015 M Tris–HCl, pH 7.95, until bands of activity become clear. The protein molar mass standards were always separated at the extreme end of the gel plate and following electrophoresis, the line was carefully sectioned and stained with Coomassie brilliant blue R-250. CK and CK–MB levels in the serum of envenomed rats were determined as a measured of the cardiotoxicity of H. lunatus venom. Groups of six Wistar rats were injected intraperitoneally (i.p.) with 750 μg of
soluble this website venom or ultra-pure water (control). The animals were kept under inhalation anesthesia with morphine (2.5 mg/kg) and diazepam (2.5 mg/kg), injected via the intramuscular route ( Flecknell et al., 1996). After 30 min of envenoming, blood was collected by cardiac puncture. Blood was then centrifuged (3000 rpm for 5 min) and serum used for biochemical analysis. The levels of
creatine kinase isoenzyme MB (CK–MB) and total creatine kinase (CK) were measured using commercial kits from Bioclin (Quibasa, Brazil) and a Thermo Plate Analyzer Basic instrument. Chromatographic fractionation of H. lunatus venom was performed using high performance liquid chromatography (HPLC). Briefly, 1 mg of crude venom was applied to a reverse phase column.
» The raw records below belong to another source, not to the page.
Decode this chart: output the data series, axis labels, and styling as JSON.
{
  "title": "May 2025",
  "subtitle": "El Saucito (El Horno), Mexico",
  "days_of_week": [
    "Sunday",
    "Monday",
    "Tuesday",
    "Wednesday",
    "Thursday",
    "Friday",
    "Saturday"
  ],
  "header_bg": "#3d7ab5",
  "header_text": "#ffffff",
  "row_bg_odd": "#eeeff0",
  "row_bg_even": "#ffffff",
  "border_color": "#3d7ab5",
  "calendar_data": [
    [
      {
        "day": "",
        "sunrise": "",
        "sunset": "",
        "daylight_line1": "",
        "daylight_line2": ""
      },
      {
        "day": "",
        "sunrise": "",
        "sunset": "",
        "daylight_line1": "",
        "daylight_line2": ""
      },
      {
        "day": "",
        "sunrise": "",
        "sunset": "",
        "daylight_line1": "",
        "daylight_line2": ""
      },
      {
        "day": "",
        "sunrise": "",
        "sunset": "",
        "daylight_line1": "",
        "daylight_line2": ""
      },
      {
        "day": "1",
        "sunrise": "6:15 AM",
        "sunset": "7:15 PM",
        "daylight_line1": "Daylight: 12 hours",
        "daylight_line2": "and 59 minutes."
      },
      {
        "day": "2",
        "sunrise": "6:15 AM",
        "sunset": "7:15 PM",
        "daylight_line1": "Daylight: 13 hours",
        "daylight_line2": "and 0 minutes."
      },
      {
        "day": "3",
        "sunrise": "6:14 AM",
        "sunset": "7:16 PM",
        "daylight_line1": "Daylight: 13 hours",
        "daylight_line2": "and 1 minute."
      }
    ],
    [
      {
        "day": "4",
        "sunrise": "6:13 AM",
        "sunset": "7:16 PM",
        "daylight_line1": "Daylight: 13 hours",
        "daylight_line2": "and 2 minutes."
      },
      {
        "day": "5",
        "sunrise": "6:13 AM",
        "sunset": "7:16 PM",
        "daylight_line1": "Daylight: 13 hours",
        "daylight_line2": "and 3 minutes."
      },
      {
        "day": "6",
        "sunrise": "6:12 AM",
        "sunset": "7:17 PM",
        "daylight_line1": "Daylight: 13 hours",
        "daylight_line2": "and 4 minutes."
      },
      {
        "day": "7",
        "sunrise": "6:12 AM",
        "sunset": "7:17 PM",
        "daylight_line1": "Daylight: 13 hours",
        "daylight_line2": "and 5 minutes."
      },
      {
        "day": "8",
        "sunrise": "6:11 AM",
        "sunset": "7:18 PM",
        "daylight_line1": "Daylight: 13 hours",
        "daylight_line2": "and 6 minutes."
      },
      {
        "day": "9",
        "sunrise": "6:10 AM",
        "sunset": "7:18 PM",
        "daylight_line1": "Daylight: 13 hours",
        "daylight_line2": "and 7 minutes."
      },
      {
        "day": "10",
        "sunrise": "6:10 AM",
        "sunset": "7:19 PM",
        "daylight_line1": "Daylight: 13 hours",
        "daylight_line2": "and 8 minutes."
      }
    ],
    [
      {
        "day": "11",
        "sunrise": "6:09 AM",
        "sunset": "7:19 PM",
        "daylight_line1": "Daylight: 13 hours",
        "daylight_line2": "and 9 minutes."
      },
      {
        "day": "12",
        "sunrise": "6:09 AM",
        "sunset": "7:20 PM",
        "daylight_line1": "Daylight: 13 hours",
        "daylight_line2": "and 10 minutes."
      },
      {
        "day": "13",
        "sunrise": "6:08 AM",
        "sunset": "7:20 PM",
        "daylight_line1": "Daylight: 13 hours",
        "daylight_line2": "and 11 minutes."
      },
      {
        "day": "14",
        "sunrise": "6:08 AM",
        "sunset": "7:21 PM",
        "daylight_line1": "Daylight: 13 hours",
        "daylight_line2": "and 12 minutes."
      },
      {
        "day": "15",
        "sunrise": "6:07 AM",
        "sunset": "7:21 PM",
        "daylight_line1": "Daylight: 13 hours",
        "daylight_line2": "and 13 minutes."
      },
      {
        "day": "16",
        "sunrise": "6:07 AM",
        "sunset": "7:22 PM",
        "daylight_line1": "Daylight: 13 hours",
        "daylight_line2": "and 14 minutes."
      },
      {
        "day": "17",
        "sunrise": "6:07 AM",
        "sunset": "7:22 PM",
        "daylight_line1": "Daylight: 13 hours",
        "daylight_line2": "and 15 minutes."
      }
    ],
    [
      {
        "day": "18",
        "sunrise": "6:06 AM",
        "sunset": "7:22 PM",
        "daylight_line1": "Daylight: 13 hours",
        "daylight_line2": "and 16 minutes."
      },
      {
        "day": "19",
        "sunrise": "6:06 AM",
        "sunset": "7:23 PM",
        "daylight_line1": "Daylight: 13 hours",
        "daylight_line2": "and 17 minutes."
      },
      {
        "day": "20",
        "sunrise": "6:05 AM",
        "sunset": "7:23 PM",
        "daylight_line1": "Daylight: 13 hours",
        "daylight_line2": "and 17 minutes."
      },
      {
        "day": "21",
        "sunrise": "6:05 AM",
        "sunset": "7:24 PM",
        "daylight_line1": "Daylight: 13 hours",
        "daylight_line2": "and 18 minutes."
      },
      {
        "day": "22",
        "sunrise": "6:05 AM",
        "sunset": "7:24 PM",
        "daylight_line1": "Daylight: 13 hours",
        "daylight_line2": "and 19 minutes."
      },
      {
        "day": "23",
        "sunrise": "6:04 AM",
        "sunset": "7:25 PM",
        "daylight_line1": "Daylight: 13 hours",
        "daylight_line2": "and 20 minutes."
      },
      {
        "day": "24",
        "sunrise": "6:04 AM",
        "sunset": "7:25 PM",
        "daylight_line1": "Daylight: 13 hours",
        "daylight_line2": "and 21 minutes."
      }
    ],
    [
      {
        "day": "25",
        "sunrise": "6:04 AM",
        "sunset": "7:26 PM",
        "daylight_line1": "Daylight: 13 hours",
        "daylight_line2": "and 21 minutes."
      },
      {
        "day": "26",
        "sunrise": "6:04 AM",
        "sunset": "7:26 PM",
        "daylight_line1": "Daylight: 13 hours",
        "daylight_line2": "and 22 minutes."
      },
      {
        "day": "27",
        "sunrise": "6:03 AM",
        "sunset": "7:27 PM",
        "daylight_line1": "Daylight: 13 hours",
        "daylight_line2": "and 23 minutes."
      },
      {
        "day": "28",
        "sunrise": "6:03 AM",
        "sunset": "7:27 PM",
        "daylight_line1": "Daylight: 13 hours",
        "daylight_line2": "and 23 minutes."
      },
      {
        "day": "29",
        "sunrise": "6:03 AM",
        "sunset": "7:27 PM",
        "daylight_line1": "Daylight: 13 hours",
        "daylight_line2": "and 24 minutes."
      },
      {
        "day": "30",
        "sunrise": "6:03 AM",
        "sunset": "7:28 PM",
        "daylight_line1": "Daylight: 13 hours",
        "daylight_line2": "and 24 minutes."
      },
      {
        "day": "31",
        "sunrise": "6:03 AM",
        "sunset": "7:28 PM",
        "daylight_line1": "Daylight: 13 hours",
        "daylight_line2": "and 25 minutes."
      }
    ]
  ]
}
The column used in this assay was a Shimadzu-Pack CLC-ODS C18 (6 × 150 mm) eluted at 1 mL/min with a linear gradient of 0.1% TFA in water and acetonitrile, solutions A and B, respectively. After column equilibration the venom fractions NVP-BKM120 were Buspirone HCl separated with a linear gradient from
solution A to 60% solution B, running for 60 min. Fractions were then subjected to MALDI-TOF-TOF analyses. MS analysis was performed using a MALDI-TOF-TOF AutoFlex III™ (Bruker Daltonics) instrument in positive/reflector mode controlled by the FlexControl™ software. Instrument calibration was achieved by using Peptide Calibration Standard IV (Bruker Daltonics) as a reference and using sinapinic acid as a matrix. The peak was spotted to MTP AnchorChip™ 400/384 (Bruker Daltonics) targets using standard protocols for the dried droplet method. Adult New Zealand female rabbits were used for the production of anti-H. lunatus and anti-T. serrulatus venom antibodies. After collection of pre-immune sera, the animals received an initial subcutaneous injection of 100 μg of whole venom in complete Freund’s adjuvant (day 1). Three booster injections were made subcutaneously 14, 21 and 28 days later with a lower dose (50 μg) in incomplete Freund’s adjuvant. The animals were bled one week after the last injection. Maxisorp microtitration plates (Nalge Nunc, USA) were coated overnight at 5 °C with 100 μL of a 10 μg/mL solution of H. lunatus, T. serrulatus, A. australis or C. sculpturatus whole venom in carbonate buffer pH 9.6. After blocking (3% powdered milk in PBS) and washing (0.05% Tween-saline), sera from pre-immune and immune rabbit were added in different dilutions and incubated for 1 h at 37 °C.